The Palazzo Vecchio is the town hall of Florence, Italy. The building is constructed in the Romanesque style of architecture, and it crenelated. Crenelation, or more commonly referred to as a battlement, is a building that has walls with portions that are cut out to discharge arrows or other projectiles. The entrance to the fortress-palace's entrance is exquisite; with a copy of Michelangelo's David and the original of Baccio Bandenneli'sHercules and Cactus. There are three courtyards in the Palazzo Vecchio, but the second is the most ornate. It has rounded arches and barrel vaults, and is surrounded by ornate fountains and verdure. Of the many rooms in the building, the Salone dei Cinquencento, or the hall of the 1500's, is the most elaborate room. It was decorated with works done by many artists, including Leonard Di Vinci and Michelangelo. Unfortunately, some of the art was lost when the room was enlarged.

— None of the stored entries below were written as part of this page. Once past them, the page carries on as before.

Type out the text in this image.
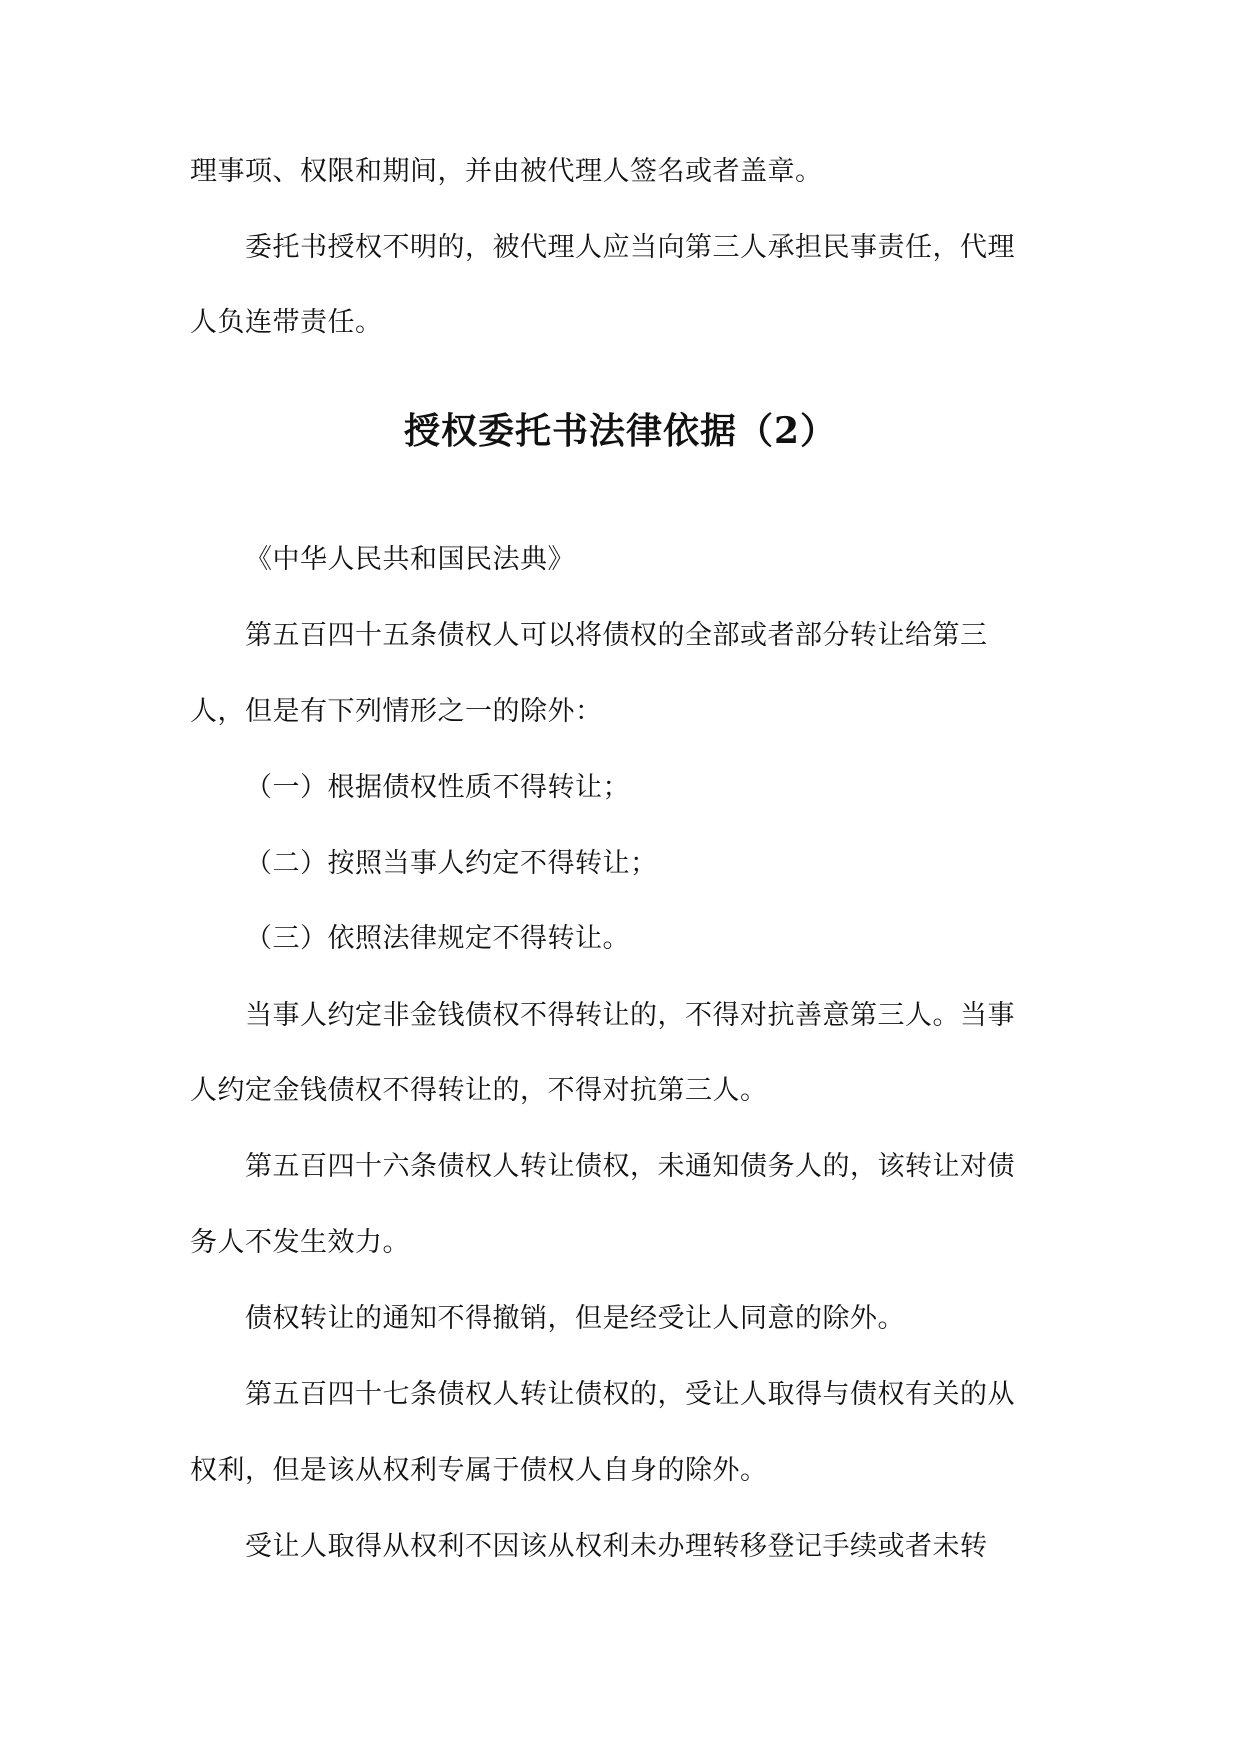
理事项、权限和期间，并由被代理人签名或者盖章。
委托书授权不明的，被代理人应当向第三人承担民事责任，代理
人负连带责任。
授权委托书法律依据（2）
《中华人民共和国民法典》
第五百四十五条债权人可以将债权的全部或者部分转让给第三
人，但是有下列情形之一的除外：
（一）根据债权性质不得转让；
（二）按照当事人约定不得转让；
（三）依照法律规定不得转让。
当事人约定非金钱债权不得转让的，不得对抗善意第三人。当事
人约定金钱债权不得转让的，不得对抗第三人。
第五百四十六条债权人转让债权，未通知债务人的，该转让对债
务人不发生效力。
债权转让的通知不得撤销，但是经受让人同意的除外。
第五百四十七条债权人转让债权的，受让人取得与债权有关的从
权利，但是该从权利专属于债权人自身的除外。
受让人取得从权利不因该从权利未办理转移登记手续或者未转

The rooms of the Palazzo Vecchio withhold many items that relate to humanism. The first is the Stanza della Guardaroba, or the hall of geographic maps. The room was used by the Medici grand dukes to store their belongings. The room contained 53 maps of scientific interest painted by a monk named Ignazio Danti. The maps represented the general amount of knowledge for the world in during the time of their painting. The room's center had a large globe, but it was destroyed because of too many restorations. This room displays how the humanists wanted to know more of their planet. The Room of Penelope contains four paintings: Penelope at the loom, Episodes from the Odyssey, Madonna and Child, and Madonna and Child with St. John. The paintings show a contrast in humanist beliefs. On one hand, the paintings Penelope at the loom and Episodes from the Odyssey represent the humanist's interest in mythology. The other two paintings, Madonna and Child and Madonna and Child with St. John depict moments in Christianity, which was not of humanist concern. The last room that relates to humanism in the Plazzo Vecchio is the Studiolo, or studio. This room was only accessible by a hidden staircase. It was very small, but the room contained two levels of oil paintings on panels or slate that served as small doors. Inside them were hundreds of scientific instruments, books, and specimens. It was created for Francesco I de' Medici, the Grand Duke of Tuscany to express his humanist ideas, such as science and mythology.